人間は社会的な動物であり、日々、群れの中で生きている。群れの中でどうやって生きているかというと、お互いを評価し合って生きている。「あの人は『坊ちゃん』」「あの人は『いい人』」など、好き勝手に他者を評価するだけでなく、他者が自分に下した評価に舞い上がったり落ち込んだり、一喜一憂して生きている。

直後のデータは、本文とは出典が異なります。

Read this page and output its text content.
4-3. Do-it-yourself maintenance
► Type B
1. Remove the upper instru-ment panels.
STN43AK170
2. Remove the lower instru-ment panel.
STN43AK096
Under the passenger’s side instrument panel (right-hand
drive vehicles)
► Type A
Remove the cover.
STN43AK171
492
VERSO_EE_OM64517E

そして、このような多くの私たちにとって最大の関心事といっても過言ではない「人物評」は、意図とはなじまないのであった(第2回・第3回)。たとえば「あの人は『坊ちゃん』だ」と言う時の『坊ちゃん』とは、「ふつう」に振る舞っているのに、はたから見れば坊ちゃんだという人のことである。同様に『いい人』とは、「ふつう」に振る舞っているその振る舞いが、他人から見ていい人のことである。本人はあくまで「ふつう」であって、「『坊ちゃん』だと思わせよう」「『いい人』と思われよう」といった意図はない。いや、あってもいいが、外から見えてはならない。
谷崎潤一郎『細雪』(中巻)に、意図の露見ゆえに報われない男が出てくるということは第3回で述べた。奥畑という大家の坊ちゃんが幸子に「不愉快」と切り捨てられるのは、彼が『坊ちゃん』キャラを醸し出そうと「意図的に」ゆっくりしゃべるからである。
『細雪』にはもう一人、意図露出のかどで低評価に甘んじなければならない男が出てくる。洪水見舞いのため、取る物も取りあえず大阪から芦屋へ苦労して一番に駆けつけ、幸子に挨拶し、さらに幸子の娘の無事な姿に涙声で「まあ、娘(とう)ちゃん、よろしゅうございましたなあ」と涙声で話しかけるという庄吉の行為は、『いい人』の振る舞い以外の何物でもないが、幸子の目には「平素から口数の多い、表情たっぷりな物云いをする男」が「わざと鼻を詰まらせたような作り声を出して云った」と映る。娘さんの無事に安堵したからといって声の調子をあからさまにコントロールして涙声にすると、こんな目に遭ってしまうのである。
「話し手は声の調子をコントロールして、自分のきもちを相手に伝える」という、いかにももっともらしい考えは、実は十全なものでは決してない。私たちが日々繰り広げるコミュニケーションや、そこで交わされることばを観察する際に、話し手が意図的に切り替え使いこなす「スタイル」とは別に、意図となじまない「キャラクタ」という考え方が必要というのは、まさにこのことである。そして、以上で取り上げた『坊ちゃん』『いい人』は、共同体ではなく個人に由来するキャラクタである。
このように、「内ではふつう。つまり伝達意図なし。外からそう見えるだけ」という性質は、共同体由来のキャラクタだけでなく、個人由来のキャラクタにも当てはまる。「内」が個人心内か共同体内部かという違いはあるが、両者は根本的に異なるものではない。